À tous les hommes pourtant, elle paraissait être une belle femme, au charme enfantin. Sous ses courbes voluptueuses, on devinait une âme mutine, que ses yeux turquoise laissaient entrevoir. La petite flamme qui y brillait faisait naître chez tout un chacun une sympathie naturelle... Était-ce cette façon qu'elle avait de les plisser légèrement dès qu'elle souriait ou la douceur qu'on y lisait, on n’aurait su dire ce qui attirait chez cette femme. Mais elle ne le voyait pas de cet œil. Convoitée, certes, elle l'était, mais de qui ? De beaucoup... d'hommes de tous les acabits, elle avait vu défiler devant sa porte les timides, toujours penauds devant cette femme sûre d'elle, des beaux parleurs , la cajolant de belles paroles et malheureusement de peu de beaux sentiments, des hommes brillants ou inintéressants, oui elle avait vu de tout. Pourtant, un n'avait pas prêté attention à elle. Le seul qui aurait dû. Le seul qu'elle aurait voulu.

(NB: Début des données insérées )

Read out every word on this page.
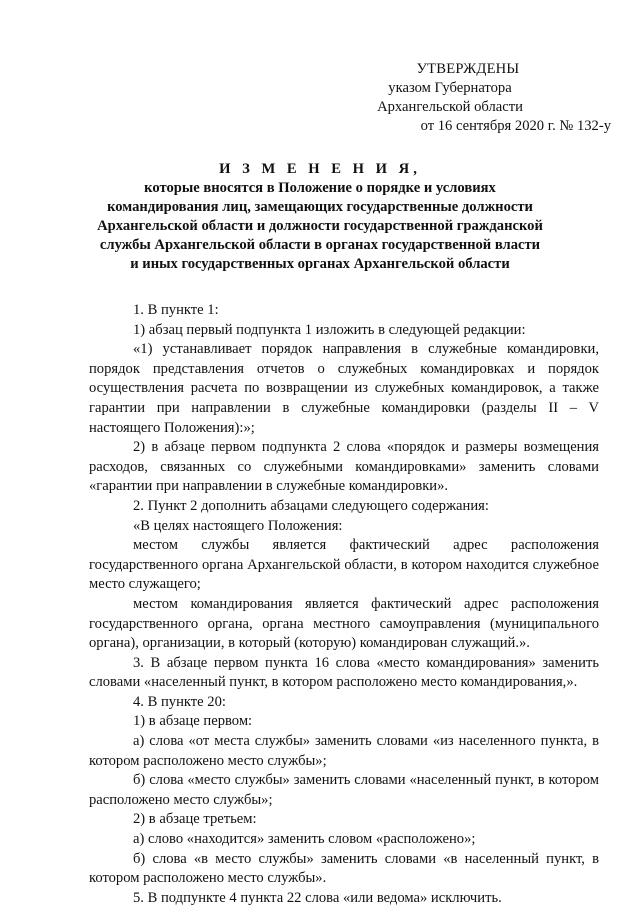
УТВЕРЖДЕНЫ
указом Губернатора
Архангельской области
от 16 сентября 2020 г. № 132-у
И З М Е Н Е Н И Я,
которые вносятся в Положение о порядке и условиях
командирования лиц, замещающих государственные должности
Архангельской области и должности государственной гражданской
службы Архангельской области в органах государственной власти
и иных государственных органах Архангельской области

1. В пункте 1:

1) абзац первый подпункта 1 изложить в следующей редакции:

«1) устанавливает порядок направления в служебные командировки, порядок представления отчетов о служебных командировках и порядок осуществления расчета по возвращении из служебных командировок, а также гарантии при направлении в служебные командировки (разделы II – V настоящего Положения):»;

2) в абзаце первом подпункта 2 слова «порядок и размеры возмещения расходов, связанных со служебными командировками» заменить словами «гарантии при направлении в служебные командировки».

2. Пункт 2 дополнить абзацами следующего содержания:

«В целях настоящего Положения:

местом службы является фактический адрес расположения государственного органа Архангельской области, в котором находится служебное место служащего;

местом командирования является фактический адрес расположения государственного органа, органа местного самоуправления (муниципального органа), организации, в который (которую) командирован служащий.».

3. В абзаце первом пункта 16 слова «место командирования» заменить словами «населенный пункт, в котором расположено место командирования,».

4. В пункте 20:

1) в абзаце первом:

а) слова «от места службы» заменить словами «из населенного пункта, в котором расположено место службы»;

б) слова «место службы» заменить словами «населенный пункт, в котором расположено место службы»;

2) в абзаце третьем:

а) слово «находится» заменить словом «расположено»;

б) слова «в место службы» заменить словами «в населенный пункт, в котором расположено место службы».

5. В подпункте 4 пункта 22 слова «или ведома» исключить.
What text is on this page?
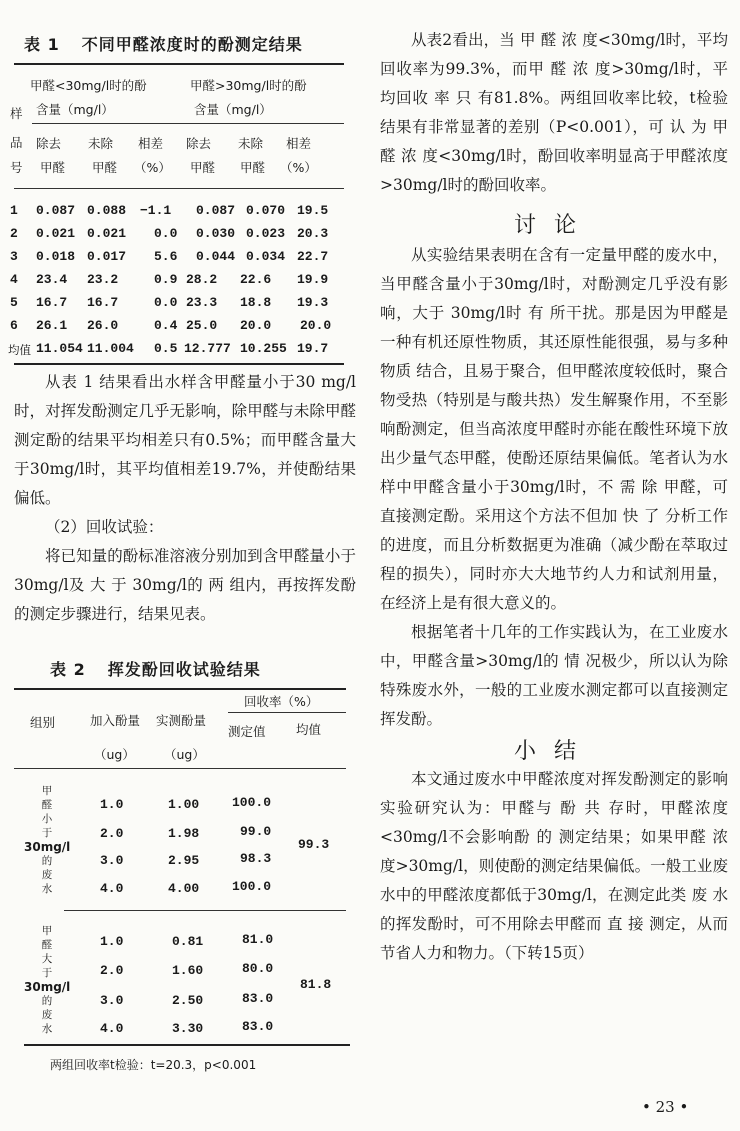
表 1 不同甲醛浓度时的酚测定结果
样
品
号
甲醛<30mg/l时的酚
含量（mg/l）
甲醛>30mg/l时的酚
含量（mg/l）
除去 未除 相差 除去 未除 相差
甲醛 甲醛 （%） 甲醛 甲醛 （%）
1 0.087 0.088 −1.1 0.087 0.070 19.5
2 0.021 0.021 0.0 0.030 0.023 20.3
3 0.018 0.017 5.6 0.044 0.034 22.7
4 23.4 23.2	0.9 28.2 22.6 19.9
5 16.7 16.7	0.0 23.3 18.8 19.3
6 26.1 26.0	0.4 25.0 20.0 20.0
均值 11.054 11.004 0.5 12.777 10.255 19.7

从表 1 结果看出水样含甲醛量小于30 mg/l时，对挥发酚测定几乎无影响，除甲醛与未除甲醛测定酚的结果平均相差只有0.5%；而甲醛含量大于30mg/l时，其平均值相差19.7%，并使酚结果偏低。

（2）回收试验：

将已知量的酚标准溶液分别加到含甲醛量小于30mg/l及 大 于 30mg/l的 两 组内，再按挥发酚的测定步骤进行，结果见表。

表 2 挥发酚回收试验结果
组别	加入酚量
（ug）
实测酚量
（ug）
回收率（%）
测定值 均值
甲
醛
小
于
30mg/l
的
废
水
1.0	1.00	100.0
2.0	1.98	99.0
3.0	2.95	98.3
4.0	4.00	100.0
99.3
甲
醛
大
于
30mg/l
的
废
水
1.0	0.81	81.0
2.0	1.60	80.0
3.0	2.50	83.0
4.0	3.30	83.0
81.8
两组回收率t检验：t=20.3，p<0.001

从表2看出，当 甲 醛 浓 度<30mg/l时，平均回收率为99.3%，而甲 醛 浓 度>30mg/l时，平均回收 率 只 有81.8%。两组回收率比较，t检验结果有非常显著的差别（P<0.001），可 认 为 甲 醛 浓 度<30mg/l时，酚回收率明显高于甲醛浓度>30mg/l时的酚回收率。

讨论

从实验结果表明在含有一定量甲醛的废水中，当甲醛含量小于30mg/l时，对酚测定几乎没有影响，大于 30mg/l时 有 所干扰。那是因为甲醛是一种有机还原性物质，其还原性能很强，易与多种 物质 结合，且易于聚合，但甲醛浓度较低时，聚合物受热（特别是与酸共热）发生解聚作用，不至影响酚测定，但当高浓度甲醛时亦能在酸性环境下放出少量气态甲醛，使酚还原结果偏低。笔者认为水样中甲醛含量小于30mg/l时，不 需 除 甲醛，可直接测定酚。采用这个方法不但加 快 了 分析工作的进度，而且分析数据更为准确（减少酚在萃取过程的损失），同时亦大大地节约人力和试剂用量，在经济上是有很大意义的。

根据笔者十几年的工作实践认为，在工业废水中，甲醛含量>30mg/l的 情 况极少，所以认为除特殊废水外，一般的工业废水测定都可以直接测定挥发酚。

小结

本文通过废水中甲醛浓度对挥发酚测定的影响实验研究认为：甲醛与 酚 共 存时，甲醛浓度<30mg/l不会影响酚 的 测定结果；如果甲醛 浓 度>30mg/l，则使酚的测定结果偏低。一般工业废水中的甲醛浓度都低于30mg/l，在测定此类 废 水的挥发酚时，可不用除去甲醛而 直 接 测定，从而节省人力和物力。（下转15页）

• 23 •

Oui, bien sur, elle était une personne forte. Elle s'efforçait d'afficher sur son visage un sourire toujours éclatant, et ce, de bon matin. Elle faisait son possible pour se rendre utile auprès de tous, à tel point qu'elle en devenait parfois indispensable. Son honnêteté était reconnue, elle savait être franche, en se gardant toutefois de blesser ; à quoi bon, les gens se font déjà mutuellement assez de mal pour qu'elle aussi s'adonne à ces plaisirs mesquins. Une femme forte oui, mais extérieurement. À présent, devant son miroir, elle se sentait redevenir adolescente, envahie de doutes, de questions, elle se demandait si au fond, la femme qu'elle était devenue était vraiment celle qu'elle aurait voulu être.
Elle s'attarda encore quelques minutes à la contemplation peu flatteuse de son corps, puis s'arracha, pas très satisfaite, de sa glace. Tout ce temps déjà ! Elle fila vers sa garde-robe bien fournie pour en extraire un petit pull en mohair noir et un jean moulant. Est-ce que ça lui plairait ? Il aime la simplicité bourgeoise... oui, avec un petit collier en argent peut-être. Un maquillage léger pour parfaire le tout, pensa-t-elle. Un trait de khôl, pour faire ressortir ses yeux, un peu de gloss, et ce sera tout. Naturelle ! Tout ce qu'il recherche.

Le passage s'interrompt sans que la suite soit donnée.